There are some great modern options from companies offering amps designed as “pedal platforms." Amps like the Wampler Bravado and Suhr Bella, for example, both feature multi-position bright switches so you can really fine-tune the top end to mate perfectly with your pedals.


I play single-channel amps with no reverb, plug straight in, and turn it all the way up. Some rooms have a natural reverberation and my tone sounds great, but in other rooms it can sound terribly dry, in which case I'd like to add a reverb effect. Is there any way to get a reverb effect into a cranked tube amp without it sounding terrible?


—Yannie Reynecke

It's really next to impossible to get a reverb effect to work well when running into a cranked amplifier. This is because the amp will clip and compress the more you crank it, and that distortion and compression will cause the reverb to sound out of control. Guitarist Scott Henderson uses a simple solution that you may want to consider, and it starts with running a line-out box between his amp head and cabinet to take a tap off the amp signal. The core tone is retained and the output of the line-out box can be fed to a reverb unit, or to other effects such as delay, chorus, etc.

Scott then takes the output of his effects unit (a Boss SE-70), runs it into the input of a small Fender combo, and sets the level of the combo to blend in some reverb and echo from the SE-70. (Scott runs the effects mix at 100 percent wet, so the only thing going to the combo amp is effects.) And because he's running straight into the input of the combo, he can also EQ the effects to his liking using the amp's bass and treble controls. It's a simple, elegant, and portable wet/dry-style setup. Scott also feels that by separating the wet effects from the dry guitar signal, his guitar feeds back and responds to his main speaker cab in a more desirable manner.

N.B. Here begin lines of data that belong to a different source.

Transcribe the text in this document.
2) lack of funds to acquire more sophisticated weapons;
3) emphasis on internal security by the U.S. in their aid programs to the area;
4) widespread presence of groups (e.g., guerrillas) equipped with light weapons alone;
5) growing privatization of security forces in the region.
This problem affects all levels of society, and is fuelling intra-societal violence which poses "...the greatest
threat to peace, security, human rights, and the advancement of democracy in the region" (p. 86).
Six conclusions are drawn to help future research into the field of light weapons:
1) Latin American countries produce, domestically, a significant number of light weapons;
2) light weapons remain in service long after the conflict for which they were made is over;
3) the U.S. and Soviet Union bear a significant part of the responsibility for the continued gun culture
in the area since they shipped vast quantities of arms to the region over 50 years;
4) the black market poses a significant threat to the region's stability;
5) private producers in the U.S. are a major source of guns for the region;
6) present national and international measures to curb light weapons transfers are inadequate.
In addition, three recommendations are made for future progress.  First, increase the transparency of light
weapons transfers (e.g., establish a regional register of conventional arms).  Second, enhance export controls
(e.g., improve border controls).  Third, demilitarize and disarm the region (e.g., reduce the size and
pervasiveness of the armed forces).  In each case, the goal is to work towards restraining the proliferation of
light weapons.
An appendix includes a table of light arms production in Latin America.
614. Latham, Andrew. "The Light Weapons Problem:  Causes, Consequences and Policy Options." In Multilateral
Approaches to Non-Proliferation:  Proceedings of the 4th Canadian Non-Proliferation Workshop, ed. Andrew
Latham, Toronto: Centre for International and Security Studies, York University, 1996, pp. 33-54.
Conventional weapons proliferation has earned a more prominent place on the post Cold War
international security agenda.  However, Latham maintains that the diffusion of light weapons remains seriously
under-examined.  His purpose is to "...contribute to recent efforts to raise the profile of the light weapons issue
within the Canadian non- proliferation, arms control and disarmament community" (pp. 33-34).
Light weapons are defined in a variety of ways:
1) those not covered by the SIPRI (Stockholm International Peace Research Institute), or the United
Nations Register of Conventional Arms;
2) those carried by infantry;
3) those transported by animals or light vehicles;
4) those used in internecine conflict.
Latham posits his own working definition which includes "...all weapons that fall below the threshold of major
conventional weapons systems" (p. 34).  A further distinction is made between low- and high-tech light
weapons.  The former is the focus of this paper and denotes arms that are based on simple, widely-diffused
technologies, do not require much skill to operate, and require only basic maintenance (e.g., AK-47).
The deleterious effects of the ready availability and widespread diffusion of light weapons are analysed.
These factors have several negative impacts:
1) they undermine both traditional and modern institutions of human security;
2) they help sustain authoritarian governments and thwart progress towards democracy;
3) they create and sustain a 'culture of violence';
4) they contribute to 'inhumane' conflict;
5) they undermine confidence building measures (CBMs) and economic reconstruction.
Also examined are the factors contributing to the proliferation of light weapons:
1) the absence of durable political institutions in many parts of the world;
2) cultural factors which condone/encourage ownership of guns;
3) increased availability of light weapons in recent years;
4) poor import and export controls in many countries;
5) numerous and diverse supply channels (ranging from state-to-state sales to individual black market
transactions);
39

I'm wondering if you can recommend a good overdrive pedal. I play a humbucker-loaded guitar through a dirty JCM800, and I'm looking for '80s-metal lead-guitar tones. So I need a pedal that adds a bit of gain, saturation, and a mid boost to really cut through.


—Roy Buis

Since you are boosting and adding drive to an already dirty amp, it's imperative to use a drive that lops off some low frequencies for '80s hard-rock tones. This will keep things tonally tight and chunky for muted eighth-note rhythms and fast leads. You don't want mud and sludge. You want cut and sustain! Pedals such as the Boss SD-1 and Ibanez Tube Screamer will do this very well. They also add mids, which make the guitar scream. For doom or stoner rock, however, I'd go the exact opposite direction by using a big, gnarly, wooly sounding fuzz in front of a crunchy amp.



Remember: The road to killer tone is an endless highway, but it's all about the journey, not the destination, right? See y'all next month!